The BYU Writers/Dramaturgs/Actors workshop, or WDA, provides an intensive workshop experience for new plays and for new writers. I’ve taught it for years–this year, my friends and colleagues Melissa Larsen and George Nelson are running it. Typically, six plays are workshopped, three for the first half of the semester and three for the second half, culminating in two sets of staged readings. I attended two of the three first half staged readings recently, and was struck by the subject matters of the plays being workshopped.
The first play I attended is by a professional playwright and producer, Erik Orton. His new play is called State of the Union, about Thomas Kane and Brigham Young and Johnston’s army. The second play is by a student, Ariel Mitchell; it’s called A Second Birth, and is set in modern-day Afghanistan. It’s about a strange Afghan custom known as ‘bacha posh,’ in which families with only daughters raise one of them as a boy. It’s a real thing: check out http://www.nytimes.com/2010/09/21/world/asia/21gender.html?pagewanted=all
I thought both plays were very interesting and compelling, and I thought they both needed some work. Plays aren’t so much written as re-written, and even an intensive workshop experience like WDA can only accomplish so much. The staged readings were valuable, I hope, for both of these talented writers, allowing them to hear their play, and perhaps get a new perspective on strengths and weaknesses. Neither play is currently under contract for production; a staged reading is a helpful part of the process of, perhaps, producing one or both plays, maybe at BYU and maybe elsewhere.
But what was interesting to me was the way these two plays suggest where we are in Mormon drama and perhaps Mormon literature. One play is set in the LDS past, 1857-8, when Thomas Kane, a non-LDS friend of the Church with federal connections, helped mediate a dispute between the Utah territory and the federal government. Although Brigham Young was a character in the play, he’s not the main character, although certainly an interesting and compelling one. The play went to some lengths to provide a balanced and nuanced perspective on that important time in our history. Orton had clearly researched his play carefully, and although historical plays can and do take some liberties with history, I thought Orton was meticulously fair and accurate.
I think the play reflected where we are right now in LDS history. The impact of the New Mormon History movement–Leonard Arrington and Juanita Brooks et al.–has been a remarkable, perhaps even revolutionary narrative shift. Books like Bushman’s Rough Stone Rolling, or Walker, Turley and Leonard’s Massacre at Mountain Meadows, which would have been unimaginable thirty years ago, have been published with the full imprimature of the Church. State of the Union locates itself within this newer narrative.
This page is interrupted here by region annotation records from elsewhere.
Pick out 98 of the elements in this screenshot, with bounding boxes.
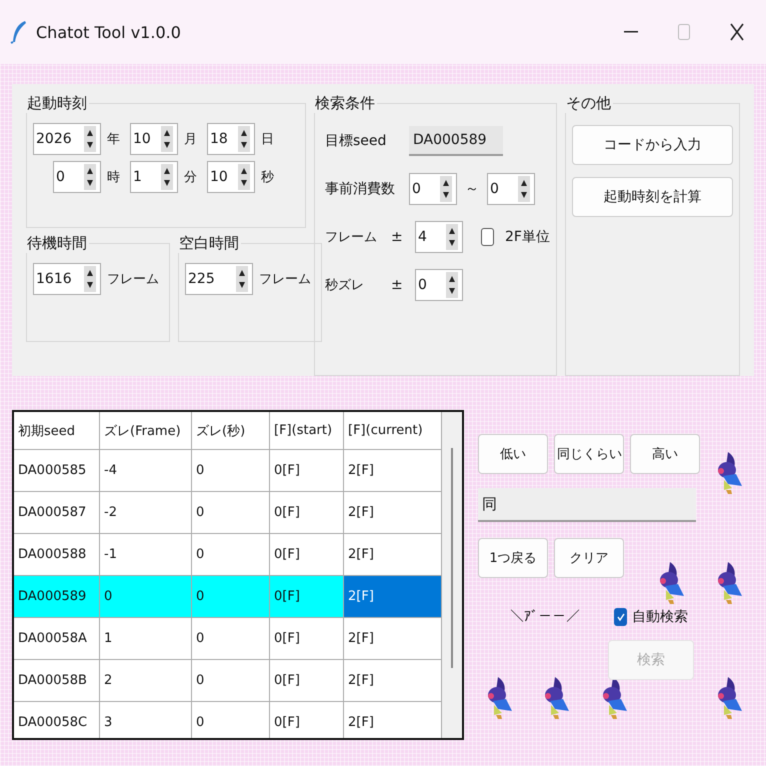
minimize-icon[interactable] (624, 31, 638, 33)
close-icon[interactable] (730, 23, 744, 41)
group-title: 待機時間 (26, 234, 88, 253)
table-cell[interactable]: 2[F] (344, 702, 442, 738)
group-title: 起動時刻 (26, 94, 88, 113)
table-cell[interactable]: 1 (100, 618, 192, 660)
check-icon (616, 612, 626, 622)
action-button[interactable]: 起動時刻を計算 (572, 177, 733, 217)
field-label: 目標seed (325, 132, 388, 150)
table-cell[interactable]: 2 (100, 660, 192, 702)
unit-label: 年 (107, 131, 120, 148)
column-header[interactable]: [F](start) (270, 412, 344, 450)
unit-label: 秒 (261, 169, 274, 186)
table-cell[interactable]: -4 (100, 450, 192, 492)
spinner-icon[interactable] (238, 164, 250, 190)
spin-field[interactable]: 10 (130, 123, 178, 155)
table-cell[interactable]: 0 (192, 450, 270, 492)
table-cell[interactable]: -2 (100, 492, 192, 534)
column-header[interactable]: 初期seed (14, 412, 100, 450)
checkbox-label: 自動検索 (632, 608, 688, 626)
spin-field[interactable]: 0 (53, 161, 101, 193)
unit-label: フレーム (107, 271, 159, 288)
cry-text: ＼ｱﾞ－－／ (510, 609, 580, 625)
unit-label: 日 (261, 131, 274, 148)
spin-field[interactable]: 2026 (33, 123, 101, 155)
table-cell[interactable]: 0 (192, 576, 270, 618)
spinner-icon[interactable] (84, 266, 96, 292)
judge-button[interactable]: 高い (630, 434, 700, 474)
spinner-icon[interactable] (161, 164, 173, 190)
spinner-icon[interactable] (518, 176, 530, 202)
spinner-icon[interactable] (84, 164, 96, 190)
column-header[interactable]: ズレ(Frame) (100, 412, 192, 450)
spin-field[interactable]: 1616 (33, 263, 101, 295)
field-label: 秒ズレ (325, 277, 365, 294)
field-label: フレーム (325, 229, 378, 246)
table-cell[interactable]: 0 (192, 660, 270, 702)
column-header[interactable]: ズレ(秒) (192, 412, 270, 450)
checkbox-label: 2F単位 (505, 228, 550, 246)
spin-field[interactable]: 0 (487, 173, 535, 205)
judge-button[interactable]: 低い (478, 434, 548, 474)
spinner-icon[interactable] (161, 126, 173, 152)
table-cell[interactable]: 2[F] (344, 576, 442, 618)
group-title: 空白時間 (178, 234, 240, 253)
table-cell[interactable]: 0[F] (270, 576, 344, 618)
group-title: 検索条件 (314, 94, 376, 113)
action-button[interactable]: コードから入力 (572, 125, 733, 165)
table-cell[interactable]: DA00058B (14, 660, 100, 702)
spinner-icon[interactable] (238, 126, 250, 152)
spin-field[interactable]: 18 (207, 123, 255, 155)
action-button[interactable]: 1つ戻る (478, 538, 548, 578)
plus-minus-sign: ± (391, 277, 404, 293)
table-cell[interactable]: 2[F] (344, 492, 442, 534)
unit-label: 分 (184, 169, 197, 186)
table-cell[interactable]: 2[F] (344, 450, 442, 492)
checkbox[interactable] (481, 228, 494, 246)
column-header[interactable]: [F](current) (344, 412, 442, 450)
table-cell[interactable]: DA000589 (14, 576, 100, 618)
checkbox[interactable] (614, 608, 627, 626)
table-cell[interactable]: DA00058A (14, 618, 100, 660)
table-cell[interactable]: 0 (192, 492, 270, 534)
spinner-icon[interactable] (446, 224, 458, 250)
unit-label: フレーム (259, 271, 311, 288)
spinner-icon[interactable] (446, 272, 458, 298)
action-button[interactable]: クリア (554, 538, 624, 578)
target-seed-field[interactable]: DA000589 (409, 126, 503, 156)
unit-label: 月 (184, 131, 197, 148)
feather-icon (10, 20, 28, 44)
spin-field[interactable]: 0 (415, 269, 463, 301)
plus-minus-sign: ± (391, 229, 404, 245)
table-cell[interactable]: 0[F] (270, 660, 344, 702)
judge-button[interactable]: 同じくらい (554, 434, 624, 474)
spin-field[interactable]: 225 (185, 263, 253, 295)
spin-field[interactable]: 4 (415, 221, 463, 253)
field-label: 事前消費数 (325, 180, 396, 198)
spinner-icon[interactable] (236, 266, 248, 292)
table-cell[interactable]: DA000587 (14, 492, 100, 534)
table-cell[interactable]: 0[F] (270, 492, 344, 534)
table-cell[interactable]: 0 (192, 702, 270, 738)
group-title: その他 (564, 94, 612, 113)
table-cell[interactable]: 2[F] (344, 660, 442, 702)
table-cell[interactable]: 2[F] (344, 618, 442, 660)
range-separator: ～ (464, 180, 480, 198)
spin-field[interactable]: 1 (130, 161, 178, 193)
table-cell[interactable]: 3 (100, 702, 192, 738)
window-title: Chatot Tool v1.0.0 (36, 22, 181, 42)
spinner-icon[interactable] (440, 176, 452, 202)
table-cell[interactable]: 0[F] (270, 618, 344, 660)
table-cell[interactable]: 0[F] (270, 702, 344, 738)
result-field[interactable]: 同 (478, 488, 696, 522)
spinner-icon[interactable] (84, 126, 96, 152)
unit-label: 時 (107, 169, 120, 186)
spin-field[interactable]: 0 (409, 173, 457, 205)
table-cell[interactable]: 0[F] (270, 450, 344, 492)
table-cell[interactable]: DA000585 (14, 450, 100, 492)
table-cell[interactable]: 0 (192, 618, 270, 660)
table-cell[interactable]: 0 (100, 576, 192, 618)
spin-field[interactable]: 10 (207, 161, 255, 193)
table-cell[interactable]: DA00058C (14, 702, 100, 738)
On the other hand, Mitchell’s play reflects an increasingly sophisticated awareness of the world by faithful young LDS writers, an awareness that reflects the Church’s international focus, and is enabled by the internet. A young LDS woman sitting in her apartment in Provo can become fascinated by bacha posh, an obscure gender-bending tradition in that most traditionally gender-conscious society on earth, Afghanistan under Taliban rule.
Presumably Mitchell’s interest in this subject reflects her own immersion in an American sub-culture that is, by most contemporary Western standards, pretty conservative. But her play deals with gender with remarkable insight and compassion and care. Her hero(ine) is a young Afghan woman who has been raised bacha posh. (S)he goes to school, plays soccer, has a job. Now, at sixteen, his/her parents tell him/her that (s)he is now to consider him(her)self a woman, as she’s contracted to marry. But her parents aren’t portrayed as monsters or weirdos, but as loving parents who genuinely believed they were doing the right thing for their family, culturally and economically. And in the end, the play’s heroine has embraced her new female identity.
My first reaction to the play was akin to those cartoons where characters learn something unexpected: the eyes popping out of the head, the top of the head exploding. Let’s face it, bacha posh is a seriously weird custom, especially when we think of it happening in Afghanistan, especially when basically what we know of Afghanistan comes entirely from Khaled Hosseini novels. I mean, The Kite Runner and A Thousand Splendid Suns are amazing novels, brilliantly written– so there’s a tendency to think of them as definitive, as providing me, a Westerner, with all the information I need about that culture. Now my views are more . . . complicated. I have Ariel Mitchell to thank for that.
I don’t mean to suggest that all of Mormon literature needs to follow one of these two paths–reimagining our past, looking around at our present. I do suggest that these are two very interesting possibilities.